Interesting poker hand - can Phil Ivey be intimidated? - strategy
http://mindyourdecisions.com/blog/2010/09/07/game-theory-in-high-stakes-poker/

======
barrydahlberg
Is intimidated the right word? Can you risk enough money on a hand to make it
unprofitable for the other player, becaues you want to make a point? Sure.

------
eof
That article misses some obvious possible hands Ivey could be putting Booth
on. 4-5 for the straight, or something like 8-9 of diamonds for the open ended
straight + flush draw.

Ivey obviously can be intimidated. I was watching and playing a lot of poker
and saw this hand go down the first time it was played on TV. I was sure Ivey
would fold.

It's really hard to make a true analysis of the hand without more information.
Is Ivey playing above his bankroll? Has he been losing recently? Does Booth
have a backer? Did Booth have a side-bet that acted as a hedge?
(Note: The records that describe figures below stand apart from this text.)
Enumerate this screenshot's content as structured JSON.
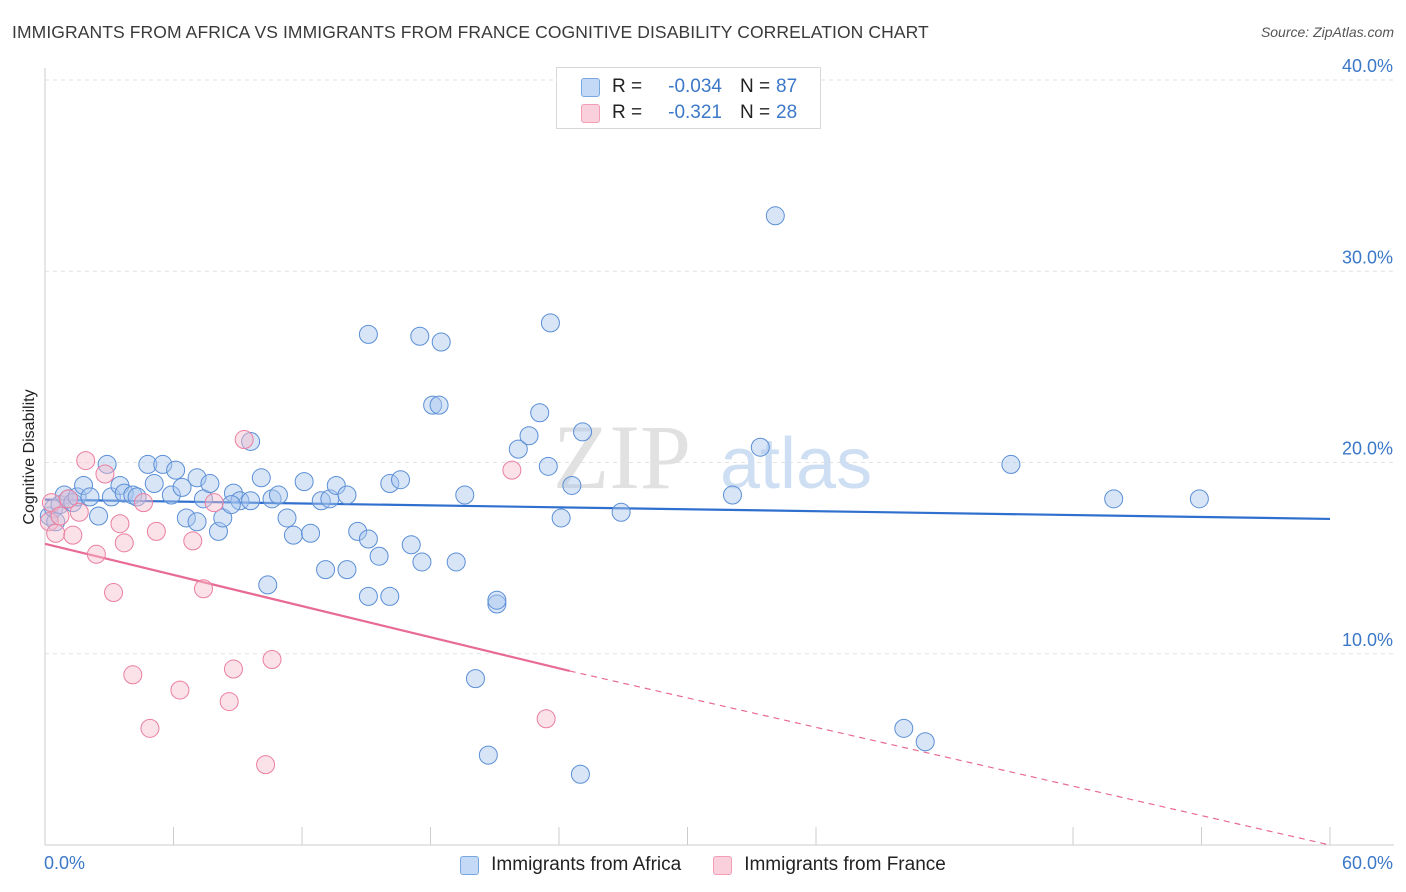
{
  "header": {
    "title": "IMMIGRANTS FROM AFRICA VS IMMIGRANTS FROM FRANCE COGNITIVE DISABILITY CORRELATION CHART",
    "source": "Source: ZipAtlas.com"
  },
  "watermark": {
    "zip": "ZIP",
    "atlas": "atlas"
  },
  "legend": {
    "rows": [
      {
        "r_label": "R =",
        "r_value": "-0.034",
        "n_label": "N =",
        "n_value": "87",
        "color": "#7aa7e0"
      },
      {
        "r_label": "R =",
        "r_value": "-0.321",
        "n_label": "N =",
        "n_value": "28",
        "color": "#f29cb6"
      }
    ]
  },
  "bottom_legend": {
    "africa": "Immigrants from Africa",
    "france": "Immigrants from France"
  },
  "chart_data": {
    "type": "scatter",
    "title": "IMMIGRANTS FROM AFRICA VS IMMIGRANTS FROM FRANCE COGNITIVE DISABILITY CORRELATION CHART",
    "xlabel": "",
    "ylabel": "Cognitive Disability",
    "xlim": [
      0,
      60
    ],
    "ylim": [
      0,
      40
    ],
    "x_tick_labels": [
      "0.0%",
      "60.0%"
    ],
    "y_ticks": [
      {
        "value": 10,
        "label": "10.0%"
      },
      {
        "value": 20,
        "label": "20.0%"
      },
      {
        "value": 30,
        "label": "30.0%"
      },
      {
        "value": 40,
        "label": "40.0%"
      }
    ],
    "grid": true,
    "series": [
      {
        "name": "Immigrants from Africa",
        "color": "#7aa7e0",
        "stroke": "#5b8fd6",
        "points": [
          [
            0.2,
            17.2
          ],
          [
            0.4,
            17.6
          ],
          [
            0.5,
            16.9
          ],
          [
            0.7,
            17.8
          ],
          [
            0.9,
            18.3
          ],
          [
            1.1,
            18.1
          ],
          [
            1.3,
            17.9
          ],
          [
            1.5,
            18.2
          ],
          [
            1.8,
            18.8
          ],
          [
            2.1,
            18.2
          ],
          [
            2.5,
            17.2
          ],
          [
            2.9,
            19.9
          ],
          [
            3.1,
            18.2
          ],
          [
            3.5,
            18.8
          ],
          [
            3.7,
            18.4
          ],
          [
            4.1,
            18.3
          ],
          [
            4.3,
            18.2
          ],
          [
            4.8,
            19.9
          ],
          [
            5.1,
            18.9
          ],
          [
            5.5,
            19.9
          ],
          [
            5.9,
            18.3
          ],
          [
            6.1,
            19.6
          ],
          [
            6.4,
            18.7
          ],
          [
            6.6,
            17.1
          ],
          [
            7.1,
            19.2
          ],
          [
            7.4,
            18.1
          ],
          [
            7.7,
            18.9
          ],
          [
            8.1,
            16.4
          ],
          [
            8.3,
            17.1
          ],
          [
            8.8,
            18.4
          ],
          [
            9.1,
            18.0
          ],
          [
            9.6,
            18.0
          ],
          [
            10.1,
            19.2
          ],
          [
            10.6,
            18.1
          ],
          [
            10.9,
            18.3
          ],
          [
            11.3,
            17.1
          ],
          [
            11.6,
            16.2
          ],
          [
            12.1,
            19.0
          ],
          [
            12.4,
            16.3
          ],
          [
            12.9,
            18.0
          ],
          [
            13.3,
            18.1
          ],
          [
            13.6,
            18.8
          ],
          [
            14.1,
            18.3
          ],
          [
            14.6,
            16.4
          ],
          [
            15.1,
            16.0
          ],
          [
            15.6,
            15.1
          ],
          [
            16.1,
            18.9
          ],
          [
            16.6,
            19.1
          ],
          [
            17.1,
            15.7
          ],
          [
            17.6,
            14.8
          ],
          [
            18.1,
            23.0
          ],
          [
            18.4,
            23.0
          ],
          [
            19.2,
            14.8
          ],
          [
            19.6,
            18.3
          ],
          [
            20.1,
            8.7
          ],
          [
            20.7,
            4.7
          ],
          [
            21.1,
            12.6
          ],
          [
            22.1,
            20.7
          ],
          [
            22.6,
            21.4
          ],
          [
            23.1,
            22.6
          ],
          [
            23.6,
            27.3
          ],
          [
            24.1,
            17.1
          ],
          [
            24.6,
            18.8
          ],
          [
            25.1,
            21.6
          ],
          [
            26.9,
            17.4
          ],
          [
            32.1,
            18.3
          ],
          [
            33.4,
            20.8
          ],
          [
            34.1,
            32.9
          ],
          [
            40.1,
            6.1
          ],
          [
            41.1,
            5.4
          ],
          [
            45.1,
            19.9
          ],
          [
            49.9,
            18.1
          ],
          [
            53.9,
            18.1
          ],
          [
            15.1,
            26.7
          ],
          [
            17.5,
            26.6
          ],
          [
            18.5,
            26.3
          ],
          [
            10.4,
            13.6
          ],
          [
            13.1,
            14.4
          ],
          [
            14.1,
            14.4
          ],
          [
            15.1,
            13.0
          ],
          [
            16.1,
            13.0
          ],
          [
            21.1,
            12.8
          ],
          [
            23.5,
            19.8
          ],
          [
            25.0,
            3.7
          ],
          [
            7.1,
            16.9
          ],
          [
            8.7,
            17.8
          ],
          [
            9.6,
            21.1
          ]
        ]
      },
      {
        "name": "Immigrants from France",
        "color": "#f29cb6",
        "stroke": "#ea7fa1",
        "points": [
          [
            0.2,
            16.9
          ],
          [
            0.3,
            17.9
          ],
          [
            0.5,
            16.3
          ],
          [
            0.7,
            17.2
          ],
          [
            1.1,
            18.1
          ],
          [
            1.3,
            16.2
          ],
          [
            1.6,
            17.4
          ],
          [
            1.9,
            20.1
          ],
          [
            2.4,
            15.2
          ],
          [
            2.8,
            19.4
          ],
          [
            3.2,
            13.2
          ],
          [
            3.5,
            16.8
          ],
          [
            3.7,
            15.8
          ],
          [
            4.1,
            8.9
          ],
          [
            4.6,
            17.9
          ],
          [
            4.9,
            6.1
          ],
          [
            5.2,
            16.4
          ],
          [
            6.3,
            8.1
          ],
          [
            6.9,
            15.9
          ],
          [
            7.4,
            13.4
          ],
          [
            7.9,
            17.9
          ],
          [
            8.6,
            7.5
          ],
          [
            8.8,
            9.2
          ],
          [
            9.3,
            21.2
          ],
          [
            10.3,
            4.2
          ],
          [
            10.6,
            9.7
          ],
          [
            21.8,
            19.6
          ],
          [
            23.4,
            6.6
          ]
        ]
      }
    ],
    "trend_lines": [
      {
        "series": "Immigrants from Africa",
        "x": [
          0,
          60
        ],
        "y": [
          18.06,
          17.05
        ]
      },
      {
        "series": "Immigrants from France",
        "x_solid": [
          0,
          24.5
        ],
        "y_solid": [
          15.75,
          9.1
        ],
        "x_dashed": [
          24.5,
          60
        ],
        "y_dashed": [
          9.1,
          0
        ]
      }
    ]
  }
}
This is obviously a truly amazing play on Booth's part. Ivey defines his hand
when he plays it so straight-forward.

If Booth has a nut-flush draw, it's basically a coin flip. Booth could have
the nuts, which would mean Ivey needs to draw perfect-perfect to a boat.

Really, the only thing Ivey beats here is a pure-bluff. Booth won his 50k, but
undoubtedly that bluff, probably the biggest bluff in the history of poker up
to that point, to be seen by so many people has paid off much more than that
50k pot.